The trouble is that, with the advent of computers, anyone can perform such a test. All you need is a statistical package or even a humble spreadsheet (see below). What’s more, epidemiologists don’t bother with ‘randomised controlled trials’ and instead just observe data from the real world with all its inherent complexity. This introduces confounding factors and, potentially, researcher bias.

So whereas Fisher anticipated a small number of experienced statisticians performing occasional tests and interpreting the results with care, we now have thousands of epidemiologists, with little or no understanding of the statistical limitations, performing vast numbers of tests at the click of a button.

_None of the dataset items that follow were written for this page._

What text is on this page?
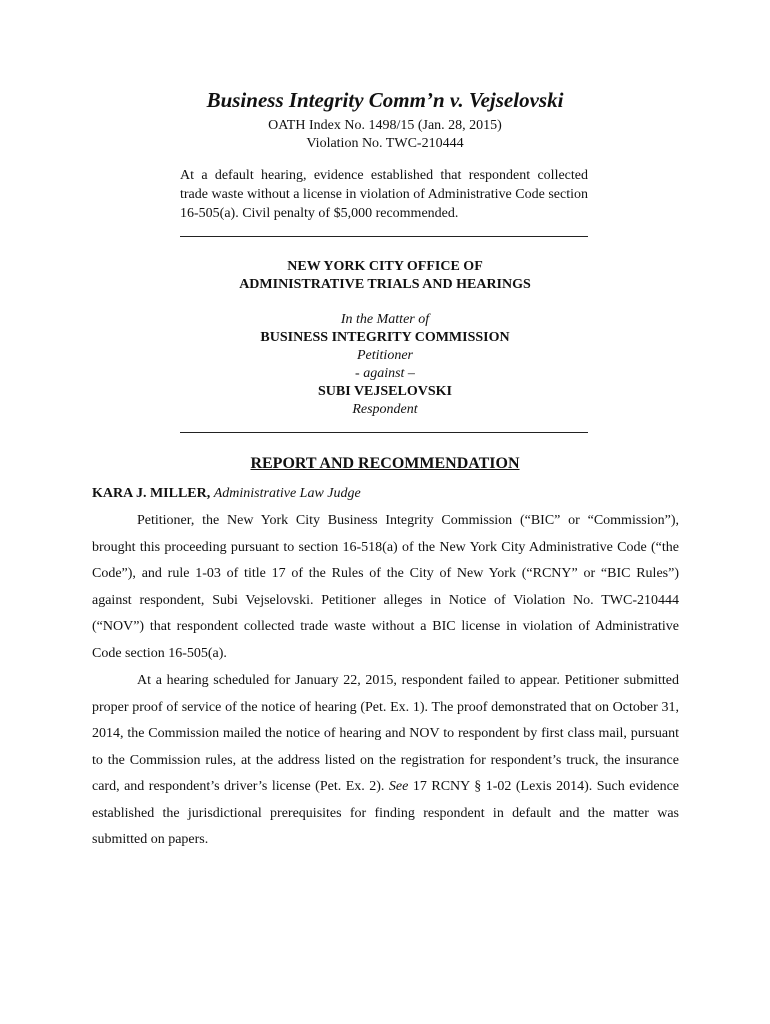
Business Integrity Comm’n v. Vejselovski
OATH Index No. 1498/15 (Jan. 28, 2015)
Violation No. TWC-210444
At a default hearing, evidence established that respondent collected trade waste without a license in violation of Administrative Code section 16-505(a). Civil penalty of $5,000 recommended.
NEW YORK CITY OFFICE OF
ADMINISTRATIVE TRIALS AND HEARINGS
In the Matter of
BUSINESS INTEGRITY COMMISSION
Petitioner
- against –
SUBI VEJSELOVSKI
Respondent
REPORT AND RECOMMENDATION
KARA J. MILLER, Administrative Law Judge

Petitioner, the New York City Business Integrity Commission (“BIC” or “Commission”), brought this proceeding pursuant to section 16-518(a) of the New York City Administrative Code (“the Code”), and rule 1-03 of title 17 of the Rules of the City of New York (“RCNY” or “BIC Rules”) against respondent, Subi Vejselovski. Petitioner alleges in Notice of Violation No. TWC-210444 (“NOV”) that respondent collected trade waste without a BIC license in violation of Administrative Code section 16-505(a).

At a hearing scheduled for January 22, 2015, respondent failed to appear. Petitioner submitted proper proof of service of the notice of hearing (Pet. Ex. 1). The proof demonstrated that on October 31, 2014, the Commission mailed the notice of hearing and NOV to respondent by first class mail, pursuant to the Commission rules, at the address listed on the registration for respondent’s truck, the insurance card, and respondent’s driver’s license (Pet. Ex. 2). See 17 RCNY § 1-02 (Lexis 2014). Such evidence established the jurisdictional prerequisites for finding respondent in default and the matter was submitted on papers.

It is no wonder that there is so much junk science around! At best, it is to be expected that 5% of their results are in error and in reality,  many more. This is partly because they can decide which results to publish and partly many other reasons including premature termination (examined below)

There is a very simple improvement that could be made though. Particle physicists  insist on at least 3, 4 or 5-sigma tests. The difference in confidence is enormous. A 3 sigma test gives a confidence level of 99.7%, 4-sigma 99.99% and 5 sigma 99.99999%.

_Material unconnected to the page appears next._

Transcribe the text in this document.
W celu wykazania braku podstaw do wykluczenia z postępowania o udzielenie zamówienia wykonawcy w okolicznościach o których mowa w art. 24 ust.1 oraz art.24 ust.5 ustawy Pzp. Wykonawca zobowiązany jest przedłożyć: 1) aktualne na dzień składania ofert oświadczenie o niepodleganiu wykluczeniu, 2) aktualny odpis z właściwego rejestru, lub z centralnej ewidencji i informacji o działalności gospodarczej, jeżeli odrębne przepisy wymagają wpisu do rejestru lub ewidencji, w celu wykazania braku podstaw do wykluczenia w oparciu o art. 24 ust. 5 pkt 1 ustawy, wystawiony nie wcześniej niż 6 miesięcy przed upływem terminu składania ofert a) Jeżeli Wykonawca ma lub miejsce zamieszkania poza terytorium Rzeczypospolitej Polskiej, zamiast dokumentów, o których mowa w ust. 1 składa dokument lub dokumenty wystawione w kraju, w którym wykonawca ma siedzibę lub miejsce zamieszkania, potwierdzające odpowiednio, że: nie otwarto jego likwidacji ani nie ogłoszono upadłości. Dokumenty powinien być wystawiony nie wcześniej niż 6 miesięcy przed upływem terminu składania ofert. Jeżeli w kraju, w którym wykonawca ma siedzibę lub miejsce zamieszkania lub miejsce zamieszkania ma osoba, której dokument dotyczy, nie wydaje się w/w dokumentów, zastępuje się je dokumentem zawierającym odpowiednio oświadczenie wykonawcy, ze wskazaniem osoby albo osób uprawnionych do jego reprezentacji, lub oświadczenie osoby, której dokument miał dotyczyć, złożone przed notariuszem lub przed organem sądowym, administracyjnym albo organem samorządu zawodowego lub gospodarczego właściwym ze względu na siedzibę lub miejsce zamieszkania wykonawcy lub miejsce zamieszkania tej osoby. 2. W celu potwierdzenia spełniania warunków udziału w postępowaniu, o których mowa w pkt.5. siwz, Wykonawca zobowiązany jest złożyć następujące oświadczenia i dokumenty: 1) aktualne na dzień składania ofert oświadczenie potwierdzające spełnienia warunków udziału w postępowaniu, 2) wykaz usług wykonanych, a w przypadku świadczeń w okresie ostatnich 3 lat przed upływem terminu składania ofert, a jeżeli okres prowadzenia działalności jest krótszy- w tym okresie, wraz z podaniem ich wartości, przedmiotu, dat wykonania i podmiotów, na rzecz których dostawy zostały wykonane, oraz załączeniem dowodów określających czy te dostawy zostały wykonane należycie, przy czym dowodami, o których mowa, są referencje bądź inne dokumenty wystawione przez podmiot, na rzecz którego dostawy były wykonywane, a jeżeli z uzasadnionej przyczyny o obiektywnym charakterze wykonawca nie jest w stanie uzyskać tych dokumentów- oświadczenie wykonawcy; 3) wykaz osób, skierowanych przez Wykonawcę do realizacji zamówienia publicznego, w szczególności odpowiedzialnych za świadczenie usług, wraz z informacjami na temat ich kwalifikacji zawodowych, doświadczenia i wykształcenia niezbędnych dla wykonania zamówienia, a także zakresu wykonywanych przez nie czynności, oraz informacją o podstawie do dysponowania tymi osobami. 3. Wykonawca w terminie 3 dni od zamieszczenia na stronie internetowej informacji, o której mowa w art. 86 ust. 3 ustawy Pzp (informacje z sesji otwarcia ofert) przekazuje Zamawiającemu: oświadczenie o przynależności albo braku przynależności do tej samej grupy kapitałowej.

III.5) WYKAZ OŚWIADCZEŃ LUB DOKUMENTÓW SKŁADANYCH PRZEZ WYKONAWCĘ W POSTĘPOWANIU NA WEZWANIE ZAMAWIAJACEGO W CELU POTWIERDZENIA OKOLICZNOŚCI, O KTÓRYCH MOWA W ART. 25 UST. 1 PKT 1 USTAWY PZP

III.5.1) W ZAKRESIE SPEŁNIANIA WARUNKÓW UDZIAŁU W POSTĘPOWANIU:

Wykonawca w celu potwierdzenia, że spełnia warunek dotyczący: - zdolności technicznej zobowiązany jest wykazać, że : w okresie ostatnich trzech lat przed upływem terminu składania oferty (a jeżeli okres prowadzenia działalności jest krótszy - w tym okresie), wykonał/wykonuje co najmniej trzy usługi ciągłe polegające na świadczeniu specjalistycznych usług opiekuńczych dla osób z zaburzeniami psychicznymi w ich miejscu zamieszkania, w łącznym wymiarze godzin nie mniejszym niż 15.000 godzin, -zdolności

So how to design such tests?

All you need to do is to increase the sample size. If you have seen the results of a trial that is at 2-sigma (95%) then treating that as suggestive you simply try your own version but double the size of the sample. Then, if there was any substance in the original you should achieve a significant result at 3-sigma(99.7%).

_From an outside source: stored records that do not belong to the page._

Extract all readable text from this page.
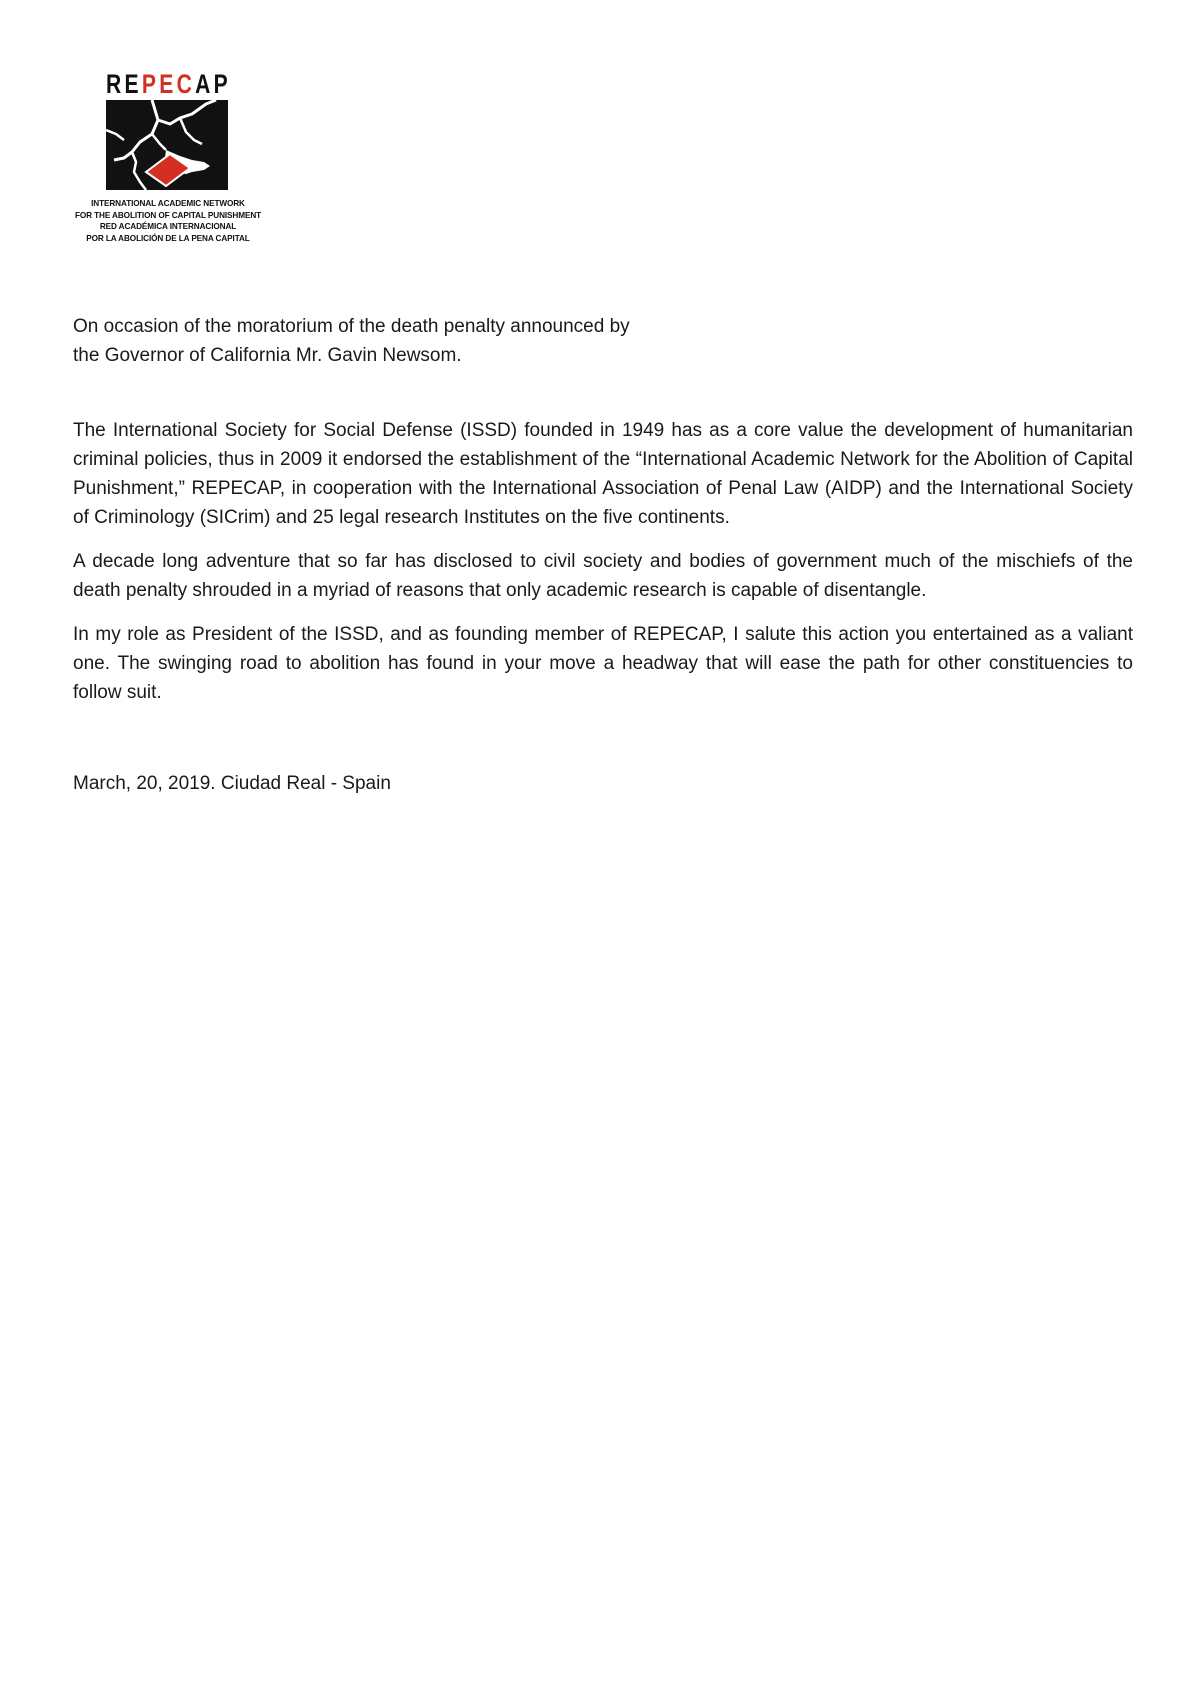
R E P E C A P
INTERNATIONAL ACADEMIC NETWORK
FOR THE ABOLITION OF CAPITAL PUNISHMENT
RED ACADÉMICA INTERNACIONAL
POR LA ABOLICIÓN DE LA PENA CAPITAL
On occasion of the moratorium of the death penalty announced by
the Governor of California Mr. Gavin Newsom.

The International Society for Social Defense (ISSD) founded in 1949 has as a core value the development of humanitarian criminal policies, thus in 2009 it endorsed the establishment of the “International Academic Network for the Abolition of Capital Punishment,” REPECAP, in cooperation with the International Association of Penal Law (AIDP) and the International Society of Criminology (SICrim) and 25 legal research Institutes on the five continents.

A decade long adventure that so far has disclosed to civil society and bodies of government much of the mischiefs of the death penalty shrouded in a myriad of reasons that only academic research is capable of disentangle.

In my role as President of the ISSD, and as founding member of REPECAP, I salute this action you entertained as a valiant one. The swinging road to abolition has found in your move a headway that will ease the path for other constituencies to follow suit.

March, 20, 2019. Ciudad Real - Spain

Specifically, to replicate a 2-sigma test at 3-sigma, just multiply the sample size by 9/4 (3 squared divided by 2 squared). To move from 2 to 4 the factor is 16/4 and so forth.

For those who wish to verify this for themselves, here is a rather scruffy spreadsheet. It includes a little detail on the intermediate steps to calculating confidence intervals and RR/OR values. And also a little toolbox for calculation of sample sizes so as to re-test at different confidence (sigma) levels.

Note that medics almost exclusively use 1.96 sigma. So there are hundreds of passive smoking studies all attempting to reach this magic number, when what should have been done was to treat the first few as indicative and then run a better test with a larger sample.

Pharmaceutical companies use these same flawed ‘standards’ for drug trials too. And there is no (advance) registry of drug trials to constrain their abuse of method.

See also: medcalc

Finally, please remember that all these tests can do is to find, or fail to find, correlations and correlation does not imply causation.

Premature Termination

One of many flaws in the medical use of statistics is that researchers often have the freedom to terminate a trial early. That may not sound like such a big deal but in principle it could reduce the confidence level from 95% to more like 50%. Even at 3 sigma this is a problem because it could reduce the actual confidence level to around 95%. Of course, in the real world, researchers would not have quite as much flexibility as to when to stop so the above figure should be seen as purely theoretical worst case scenario.

To verify this for yourself, try this rather rough and ready programme here. You will need to have ‘java’ enabled in your browser. Please feel free to examine, save and edit the code for your own use by viewing the html source on your browser (‘view-source’ in IE or ‘tools-developer-page source’ in Firefox), copy/pasting into a text document using windows notepad (or better still notepad++) and saving as e.g. myprog.html. Then you can edit it and test by opening the text file with your browser.

The programme runs 2000 trials of 5000 coin tosses each. Note that with more coin tosses, the confidence level decreases even further. The earliest termination allowed is after 20 tosses as it is only at that point that an approximation to the normal distribution can be said to exist (not that medics would worry about such niceties).